Posted by: sidereal | August 27, 2004 at 04:11 PM
The NYT notes,
Posted by: rilkefan | August 27, 2004 at 04:20 PM
actually, rilkefan, the transcript is far more damning:
---------------------------------------
Ms. Bumiller: Mr. President, why did your administration change its position on what causes global warming?
THE PRESIDENT: I don't think we did.
Ms. Bumiller: According to --
THE PRESIDENT: I don't think so, Elisabeth.
Ms. Bumiller: You said that it's almost certainly carbon monoxide -- which you hadn't said in the past, carbon dioxide.
THE PRESIDENT: I think that was my position during the campaign, if I'm not mistaken.
Ms. Bumiller: It changed --
MR. McCLELLAN: You're talking about the National Academy of Science report?
Ms. Bumiller: Yes, yes.
MR. McCLELLAN: We've always talked about how that would - we'd be guided by their science on the issue, and that's why the President has done a lot in terms of climate change, advancing the science of climate change, and also doing more research --
THE PRESIDENT: Let me get back with you on that, because I think you might -- I don't know why you said what you just said.
Ms.

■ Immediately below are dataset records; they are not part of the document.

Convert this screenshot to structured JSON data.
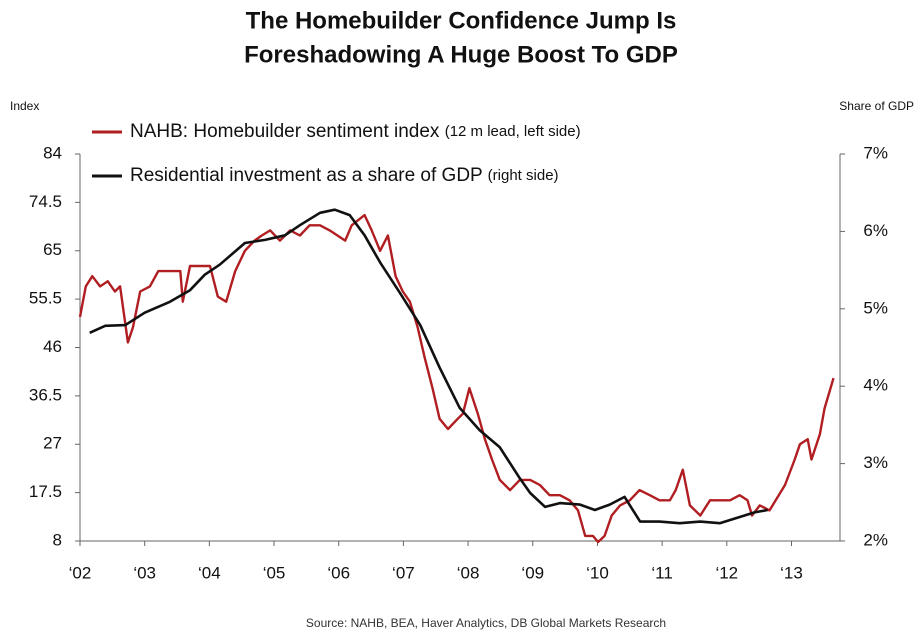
{
  "chart_data": {
    "type": "line",
    "title_lines": [
      "The Homebuilder Confidence Jump Is",
      "Foreshadowing A Huge Boost To GDP"
    ],
    "ylabel": "Index",
    "y2label": "Share of GDP",
    "source": "Source: NAHB, BEA, Haver Analytics, DB Global Markets Research",
    "xlim": [
      2002,
      2013.75
    ],
    "xticks": [
      {
        "value": 2002,
        "label": "‘02"
      },
      {
        "value": 2003,
        "label": "‘03"
      },
      {
        "value": 2004,
        "label": "‘04"
      },
      {
        "value": 2005,
        "label": "‘05"
      },
      {
        "value": 2006,
        "label": "‘06"
      },
      {
        "value": 2007,
        "label": "‘07"
      },
      {
        "value": 2008,
        "label": "‘08"
      },
      {
        "value": 2009,
        "label": "‘09"
      },
      {
        "value": 2010,
        "label": "‘10"
      },
      {
        "value": 2011,
        "label": "‘11"
      },
      {
        "value": 2012,
        "label": "‘12"
      },
      {
        "value": 2013,
        "label": "‘13"
      }
    ],
    "ylim": [
      8,
      84
    ],
    "yticks": [
      8,
      17.5,
      27,
      36.5,
      46,
      55.5,
      65,
      74.5,
      84
    ],
    "y2lim": [
      2,
      7
    ],
    "y2ticks": [
      {
        "value": 2,
        "label": "2%"
      },
      {
        "value": 3,
        "label": "3%"
      },
      {
        "value": 4,
        "label": "4%"
      },
      {
        "value": 5,
        "label": "5%"
      },
      {
        "value": 6,
        "label": "6%"
      },
      {
        "value": 7,
        "label": "7%"
      }
    ],
    "grid": false,
    "series": [
      {
        "name": "NAHB: Homebuilder sentiment index",
        "name_note": "(12 m lead, left side)",
        "color": "#b11e22",
        "axis": "y",
        "x": [
          2002.0,
          2002.09,
          2002.19,
          2002.31,
          2002.43,
          2002.54,
          2002.62,
          2002.74,
          2002.82,
          2002.93,
          2003.08,
          2003.21,
          2003.39,
          2003.55,
          2003.59,
          2003.7,
          2003.85,
          2004.01,
          2004.13,
          2004.26,
          2004.4,
          2004.55,
          2004.7,
          2004.81,
          2004.94,
          2005.09,
          2005.25,
          2005.4,
          2005.55,
          2005.71,
          2005.86,
          2006.1,
          2006.2,
          2006.4,
          2006.51,
          2006.64,
          2006.76,
          2006.88,
          2006.99,
          2007.1,
          2007.22,
          2007.33,
          2007.45,
          2007.56,
          2007.69,
          2007.84,
          2007.92,
          2008.02,
          2008.15,
          2008.26,
          2008.37,
          2008.49,
          2008.65,
          2008.8,
          2008.96,
          2009.11,
          2009.26,
          2009.42,
          2009.57,
          2009.7,
          2009.81,
          2009.93,
          2010.01,
          2010.11,
          2010.22,
          2010.35,
          2010.5,
          2010.65,
          2010.81,
          2010.96,
          2011.12,
          2011.21,
          2011.32,
          2011.43,
          2011.59,
          2011.74,
          2011.89,
          2012.05,
          2012.2,
          2012.32,
          2012.39,
          2012.51,
          2012.66,
          2012.9,
          2013.05,
          2013.13,
          2013.25,
          2013.31,
          2013.44,
          2013.51,
          2013.65
        ],
        "values": [
          52,
          58,
          60,
          58,
          59,
          57,
          58,
          47,
          50,
          57,
          58,
          61,
          61,
          61,
          55,
          62,
          62,
          62,
          56,
          55,
          61,
          65,
          67,
          68,
          69,
          67,
          69,
          68,
          70,
          70,
          69,
          67,
          70,
          72,
          69,
          65,
          68,
          60,
          57,
          55,
          50,
          44,
          38,
          32,
          30,
          32,
          33,
          38,
          33,
          28,
          24,
          20,
          18,
          20,
          20,
          19,
          17,
          17,
          16,
          14,
          9,
          9,
          7.8,
          9,
          13,
          15,
          16,
          18,
          17,
          16,
          16,
          18,
          22,
          15,
          13,
          16,
          16,
          16,
          17,
          16,
          13,
          15,
          14,
          19,
          24,
          27,
          28,
          24,
          29,
          34,
          40
        ]
      },
      {
        "name": "Residential investment as a share of GDP",
        "name_note": "(right side)",
        "color": "#111111",
        "axis": "y2",
        "x": [
          2002.15,
          2002.39,
          2002.7,
          2003.0,
          2003.39,
          2003.7,
          2003.93,
          2004.16,
          2004.55,
          2004.86,
          2005.17,
          2005.4,
          2005.71,
          2005.94,
          2006.17,
          2006.4,
          2006.64,
          2006.95,
          2007.26,
          2007.56,
          2007.87,
          2008.18,
          2008.49,
          2008.8,
          2008.96,
          2009.19,
          2009.42,
          2009.73,
          2009.96,
          2010.19,
          2010.42,
          2010.66,
          2010.96,
          2011.27,
          2011.59,
          2011.89,
          2012.2,
          2012.43,
          2012.63
        ],
        "values": [
          4.69,
          4.78,
          4.79,
          4.95,
          5.09,
          5.24,
          5.44,
          5.57,
          5.85,
          5.89,
          5.95,
          6.08,
          6.24,
          6.28,
          6.21,
          5.95,
          5.6,
          5.2,
          4.79,
          4.24,
          3.72,
          3.43,
          3.21,
          2.81,
          2.62,
          2.44,
          2.49,
          2.47,
          2.4,
          2.47,
          2.57,
          2.25,
          2.25,
          2.23,
          2.25,
          2.23,
          2.31,
          2.37,
          2.4
        ]
      }
    ]
  }
}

Bumiller: Well, we had a story in the paper this morning saying that you issued a report saying --
THE PRESIDENT: Oh, okay, well, that's got to be true.
Posted by: praktike | August 27, 2004 at 04:28 PM
praktike, that's comic, not damning. Give the guy a break. It's a tough job being president, and he doesn't care any more about global warming than I do about who won the Indy 500 this year.
Posted by: rilkefan | August 27, 2004 at 04:34 PM
rilkeman, this:
he doesn't care any more about global warming than I do about who won the Indy 500 this year
should probably be manifestly obvious by now. But given that the overwhelming evidence points towards the fact that global warming is real, the result of human activity, and a serious danger to human life and civilization - far more so than, say, gay marriage - it should be the president's job to care about it.
It should also be the president's job, incidentally, to give more thought to North Korean nukes than just a half-hearted shrug. But this president has never devoted much thought or caring to protecting America beyond the brainpower necessary to strike a brow-furrowed pose.